BicaraPlus – Di sebuah pulau kecil di Kepulauan Riau, proses belajar bahasa Inggris berlangsung tanpa layar, tanpa internet, dan tanpa perangkat digital. Anak-anak Pulau Sugie duduk melingkar di lantai kelas sederhana, mengelilingi sebuah buku cerita anak bergambar dwibahasa, lembar kegiatan, dan kartu kosakata warna-warni. Dari ruang belajar minim fasilitas itu, muncul kisah pembelajaran kreatif yang hangat dan penuh harapan.
Kegiatan ini merupakan bagian dari program pengabdian masyarakat tim Program Studi Desain Komunikasi Visual (DKV) FSRD ITB yang diketuai oleh Riama Maslan Sihombing, bersama anggota tim Dianing Ratri, Gumawang Jati, dan Winda Kartika Laoli. Buku anak bergambar yang digunakan karya Winda Kartika Laoli menjadi materi utama untuk diuji langsung bersama anak-anak dan guru di Pulau Sugie.
Buku berjudul “Where Are They?” hadir dalam dua bahasa: Indonesia dan Inggris. Namun kekuatannya justru bukan pada kalimat, melainkan pada ilustrasi yang terasa dekat dengan kehidupan anak-anak pulau: pantai dengan perahu nelayan, hutan mangrove, rumah panggung, hingga kelas sederhana yang nyaris serupa dengan ruang tempat mereka duduk hari itu.
Setiap perpindahan adegan memperkenalkan kosakata baru :
• coconut di pantai
• school dan classroom di sekolah
• library di perpustakaan kecil
• mangrove site di kawasan mangrove
Selain buku utama, terdapat kartu kosakata, lembar kerja, dan lembar mewarnai seluruhnya media cetak yang dapat digunakan kapan saja, bahkan saat listrik padam.
Dari Menebak Gambar hingga Berani Menyapa
Uji coba dilakukan untuk siswa kelas 1–4 SD, berusia sekitar 7–10 tahun. Sesi dimulai dari menebak gambar di halaman buku. Saat satu per satu ilustrasi dibuka, anak-anak dengan cepat mengasosiasikan gambar dengan kata-kata yang dibacakan fasilitator.
Ketika kata coconut disebut, mereka serempak menunjuk gambar kelapa. Saat sampai di sekolah, kata school dan classroom diulang bersama-sama. Anak yang lebih besar tampil duluan; adik-adiknya menirukan dengan percaya diri.
Selama satu jam, terlihat perubahan kecil namun signifikan:
- mayoritas anak mampu mengingat beberapa kosakata dasar,
- mereka mulai berani mencoba sapaan sederhana,
- guru lokal mendapatkan ide baru untuk menghidupkan kelas lewat media yang mudah digandakan.

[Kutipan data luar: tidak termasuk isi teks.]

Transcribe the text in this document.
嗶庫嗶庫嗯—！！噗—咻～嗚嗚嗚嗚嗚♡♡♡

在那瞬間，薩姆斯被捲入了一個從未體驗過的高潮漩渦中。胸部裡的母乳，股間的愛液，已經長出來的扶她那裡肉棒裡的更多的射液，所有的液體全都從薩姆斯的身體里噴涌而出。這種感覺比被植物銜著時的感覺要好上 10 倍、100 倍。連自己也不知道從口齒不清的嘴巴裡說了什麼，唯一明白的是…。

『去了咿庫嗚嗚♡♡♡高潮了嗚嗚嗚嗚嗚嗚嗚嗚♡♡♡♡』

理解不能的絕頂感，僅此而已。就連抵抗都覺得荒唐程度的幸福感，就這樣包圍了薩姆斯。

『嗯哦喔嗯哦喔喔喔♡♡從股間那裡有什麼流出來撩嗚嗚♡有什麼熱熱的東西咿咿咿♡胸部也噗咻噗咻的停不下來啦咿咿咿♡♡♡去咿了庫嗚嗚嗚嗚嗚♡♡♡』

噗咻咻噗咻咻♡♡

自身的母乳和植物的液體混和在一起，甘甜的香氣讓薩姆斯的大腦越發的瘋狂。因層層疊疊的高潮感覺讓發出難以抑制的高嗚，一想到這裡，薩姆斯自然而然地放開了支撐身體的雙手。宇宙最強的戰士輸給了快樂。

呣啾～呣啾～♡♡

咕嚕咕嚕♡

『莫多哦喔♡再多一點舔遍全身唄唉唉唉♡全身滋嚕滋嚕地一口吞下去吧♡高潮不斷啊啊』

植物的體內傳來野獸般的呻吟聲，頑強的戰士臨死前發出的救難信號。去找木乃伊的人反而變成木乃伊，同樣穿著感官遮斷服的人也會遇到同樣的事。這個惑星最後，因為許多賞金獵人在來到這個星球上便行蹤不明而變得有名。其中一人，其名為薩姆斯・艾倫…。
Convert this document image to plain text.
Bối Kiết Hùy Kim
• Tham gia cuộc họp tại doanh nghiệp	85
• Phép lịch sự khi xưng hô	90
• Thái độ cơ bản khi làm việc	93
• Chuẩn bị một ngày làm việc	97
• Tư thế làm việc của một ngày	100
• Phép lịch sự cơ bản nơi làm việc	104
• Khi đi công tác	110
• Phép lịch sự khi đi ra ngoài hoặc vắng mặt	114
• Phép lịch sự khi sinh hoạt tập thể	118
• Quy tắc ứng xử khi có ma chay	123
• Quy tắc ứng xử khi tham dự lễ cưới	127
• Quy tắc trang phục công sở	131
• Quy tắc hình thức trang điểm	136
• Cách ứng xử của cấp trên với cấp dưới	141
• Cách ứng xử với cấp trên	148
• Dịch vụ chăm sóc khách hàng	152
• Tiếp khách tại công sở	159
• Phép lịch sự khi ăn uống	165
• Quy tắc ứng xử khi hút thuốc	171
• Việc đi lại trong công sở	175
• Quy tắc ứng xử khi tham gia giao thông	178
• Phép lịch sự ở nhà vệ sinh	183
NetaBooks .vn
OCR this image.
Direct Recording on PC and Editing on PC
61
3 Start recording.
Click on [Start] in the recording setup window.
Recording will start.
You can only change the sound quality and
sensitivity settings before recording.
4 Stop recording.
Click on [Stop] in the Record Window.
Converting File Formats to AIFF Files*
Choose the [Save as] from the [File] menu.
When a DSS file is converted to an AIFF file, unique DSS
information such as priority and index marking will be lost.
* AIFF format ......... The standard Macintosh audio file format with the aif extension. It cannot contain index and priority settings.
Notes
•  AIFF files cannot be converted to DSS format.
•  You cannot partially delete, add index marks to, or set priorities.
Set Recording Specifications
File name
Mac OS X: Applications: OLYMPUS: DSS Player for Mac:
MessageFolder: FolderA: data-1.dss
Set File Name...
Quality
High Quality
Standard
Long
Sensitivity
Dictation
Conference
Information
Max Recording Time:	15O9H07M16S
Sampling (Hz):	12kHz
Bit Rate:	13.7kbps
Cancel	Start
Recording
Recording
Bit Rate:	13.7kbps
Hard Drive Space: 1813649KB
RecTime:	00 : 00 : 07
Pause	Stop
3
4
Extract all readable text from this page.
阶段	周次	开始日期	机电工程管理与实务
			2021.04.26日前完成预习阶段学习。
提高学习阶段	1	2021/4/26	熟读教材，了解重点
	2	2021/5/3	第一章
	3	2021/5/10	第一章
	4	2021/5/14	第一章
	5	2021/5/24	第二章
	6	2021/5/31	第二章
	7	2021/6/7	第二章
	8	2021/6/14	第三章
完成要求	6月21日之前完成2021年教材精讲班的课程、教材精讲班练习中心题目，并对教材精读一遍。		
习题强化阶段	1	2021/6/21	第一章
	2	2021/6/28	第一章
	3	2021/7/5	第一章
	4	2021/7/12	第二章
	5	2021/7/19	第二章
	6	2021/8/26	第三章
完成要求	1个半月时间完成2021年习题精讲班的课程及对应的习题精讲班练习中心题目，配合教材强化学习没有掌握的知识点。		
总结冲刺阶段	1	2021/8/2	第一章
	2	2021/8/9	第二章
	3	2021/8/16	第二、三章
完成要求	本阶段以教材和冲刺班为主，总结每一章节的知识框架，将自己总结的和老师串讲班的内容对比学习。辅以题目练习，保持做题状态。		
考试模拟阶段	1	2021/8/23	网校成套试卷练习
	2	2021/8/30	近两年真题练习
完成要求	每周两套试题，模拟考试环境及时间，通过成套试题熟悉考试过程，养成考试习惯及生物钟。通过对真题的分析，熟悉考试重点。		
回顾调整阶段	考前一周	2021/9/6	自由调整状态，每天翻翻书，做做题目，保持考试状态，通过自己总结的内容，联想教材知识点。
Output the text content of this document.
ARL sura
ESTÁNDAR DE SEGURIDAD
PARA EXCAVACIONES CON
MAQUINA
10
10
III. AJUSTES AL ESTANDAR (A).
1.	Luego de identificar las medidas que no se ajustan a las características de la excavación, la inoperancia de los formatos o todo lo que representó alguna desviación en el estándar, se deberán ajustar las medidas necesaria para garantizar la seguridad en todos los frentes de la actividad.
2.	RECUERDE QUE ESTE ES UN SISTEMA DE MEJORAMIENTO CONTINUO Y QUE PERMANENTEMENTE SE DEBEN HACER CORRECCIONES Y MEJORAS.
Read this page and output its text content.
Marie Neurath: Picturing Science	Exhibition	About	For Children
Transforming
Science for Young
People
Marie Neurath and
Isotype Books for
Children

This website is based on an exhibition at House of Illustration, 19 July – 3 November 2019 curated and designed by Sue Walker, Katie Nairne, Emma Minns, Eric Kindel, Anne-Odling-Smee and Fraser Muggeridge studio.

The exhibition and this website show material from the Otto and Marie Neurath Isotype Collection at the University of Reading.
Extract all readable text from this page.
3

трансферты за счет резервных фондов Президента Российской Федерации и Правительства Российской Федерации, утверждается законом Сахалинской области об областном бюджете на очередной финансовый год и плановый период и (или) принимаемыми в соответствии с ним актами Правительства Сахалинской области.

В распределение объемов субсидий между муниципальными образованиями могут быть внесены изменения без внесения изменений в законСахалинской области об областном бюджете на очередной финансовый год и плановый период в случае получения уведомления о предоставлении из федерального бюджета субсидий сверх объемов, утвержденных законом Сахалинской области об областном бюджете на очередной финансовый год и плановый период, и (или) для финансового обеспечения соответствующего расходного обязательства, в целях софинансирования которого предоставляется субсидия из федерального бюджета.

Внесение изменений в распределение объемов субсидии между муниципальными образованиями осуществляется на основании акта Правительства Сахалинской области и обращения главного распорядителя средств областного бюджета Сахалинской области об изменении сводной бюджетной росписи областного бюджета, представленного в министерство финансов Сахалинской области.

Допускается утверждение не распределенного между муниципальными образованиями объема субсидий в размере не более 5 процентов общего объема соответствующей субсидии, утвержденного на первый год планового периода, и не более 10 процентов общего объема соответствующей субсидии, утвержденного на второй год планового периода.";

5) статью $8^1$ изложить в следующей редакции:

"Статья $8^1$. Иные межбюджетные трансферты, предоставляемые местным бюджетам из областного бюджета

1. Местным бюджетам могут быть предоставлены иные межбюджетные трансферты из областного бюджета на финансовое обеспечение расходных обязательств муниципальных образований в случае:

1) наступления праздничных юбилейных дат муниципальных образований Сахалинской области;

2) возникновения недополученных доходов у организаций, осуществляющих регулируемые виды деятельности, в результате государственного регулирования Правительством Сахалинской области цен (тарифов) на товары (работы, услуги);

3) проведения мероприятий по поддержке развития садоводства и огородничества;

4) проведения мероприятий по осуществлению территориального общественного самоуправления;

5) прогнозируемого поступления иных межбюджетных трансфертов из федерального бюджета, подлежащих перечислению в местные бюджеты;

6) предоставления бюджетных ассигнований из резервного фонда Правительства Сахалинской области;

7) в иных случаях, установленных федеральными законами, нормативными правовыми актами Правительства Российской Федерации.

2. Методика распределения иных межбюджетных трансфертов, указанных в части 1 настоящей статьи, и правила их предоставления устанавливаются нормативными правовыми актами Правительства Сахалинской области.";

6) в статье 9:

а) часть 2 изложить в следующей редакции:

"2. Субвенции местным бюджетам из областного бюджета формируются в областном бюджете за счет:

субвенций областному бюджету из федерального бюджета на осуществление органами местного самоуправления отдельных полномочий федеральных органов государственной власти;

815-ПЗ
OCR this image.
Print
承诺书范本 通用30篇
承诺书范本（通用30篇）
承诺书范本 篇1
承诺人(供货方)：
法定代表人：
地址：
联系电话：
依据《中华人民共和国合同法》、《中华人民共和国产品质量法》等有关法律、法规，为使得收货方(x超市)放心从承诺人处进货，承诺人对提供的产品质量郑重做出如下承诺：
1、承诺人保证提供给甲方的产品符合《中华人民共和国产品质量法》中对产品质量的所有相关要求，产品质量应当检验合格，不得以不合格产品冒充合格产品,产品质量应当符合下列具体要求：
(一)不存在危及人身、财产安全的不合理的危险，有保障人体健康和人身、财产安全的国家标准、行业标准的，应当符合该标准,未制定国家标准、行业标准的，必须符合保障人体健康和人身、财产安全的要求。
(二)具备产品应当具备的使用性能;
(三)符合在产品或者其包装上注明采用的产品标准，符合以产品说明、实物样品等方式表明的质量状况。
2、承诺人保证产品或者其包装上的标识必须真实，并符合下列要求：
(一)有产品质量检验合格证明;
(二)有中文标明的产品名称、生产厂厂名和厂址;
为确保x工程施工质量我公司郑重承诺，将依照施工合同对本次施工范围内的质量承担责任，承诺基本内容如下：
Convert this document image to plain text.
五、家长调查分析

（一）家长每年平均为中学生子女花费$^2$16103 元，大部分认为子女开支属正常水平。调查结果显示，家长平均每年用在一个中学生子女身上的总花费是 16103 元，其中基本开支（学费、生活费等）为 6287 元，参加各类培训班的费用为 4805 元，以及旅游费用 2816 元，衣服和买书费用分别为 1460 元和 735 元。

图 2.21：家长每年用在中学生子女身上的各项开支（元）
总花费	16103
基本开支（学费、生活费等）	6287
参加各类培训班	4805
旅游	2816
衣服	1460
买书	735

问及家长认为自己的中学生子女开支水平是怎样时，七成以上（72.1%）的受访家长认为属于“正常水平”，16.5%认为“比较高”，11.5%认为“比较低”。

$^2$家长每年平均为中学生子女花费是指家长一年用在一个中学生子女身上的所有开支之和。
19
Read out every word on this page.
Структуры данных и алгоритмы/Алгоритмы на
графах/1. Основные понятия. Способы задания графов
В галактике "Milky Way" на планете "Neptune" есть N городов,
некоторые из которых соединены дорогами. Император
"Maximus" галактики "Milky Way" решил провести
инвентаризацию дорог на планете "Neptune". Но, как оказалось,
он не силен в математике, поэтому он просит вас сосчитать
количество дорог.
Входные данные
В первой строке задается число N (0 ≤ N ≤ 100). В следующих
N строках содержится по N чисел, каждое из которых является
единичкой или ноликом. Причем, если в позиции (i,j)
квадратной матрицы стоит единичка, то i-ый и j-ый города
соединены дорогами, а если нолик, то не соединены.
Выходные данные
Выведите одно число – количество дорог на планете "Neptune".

Pengalaman ini menegaskan bahwa pembelajaran interaktif tidak selalu bergantung pada teknologi tinggi. Di Pulau Sugie, media sederhana buku ilustrasi, kartu kosakata, aktivitas mewarnai mampu:
- menghubungkan pembelajaran bahasa Inggris dengan kehidupan sehari-hari anak pulau,
- memberi ruang bagi anak untuk menunjuk, menyebut, dan bertanya,
- mendorong kreativitas guru dalam kondisi minim fasilitas.
Suatu hari nanti, ketika turis kembali sandar di dermaga, mungkin anak-anak ini tak lagi hanya menyapa pelan dengan “Hello.” Mereka bisa melanjutkan dengan bangga: “My name is… This is my school.”
Semua berawal dari satu buku ilustrasi—lahir dari tugas akhir mahasiswa DKV ITB dan kini hidup sebagai media pembelajaran nyata di ruang kelas sederhana Pulau Sugie.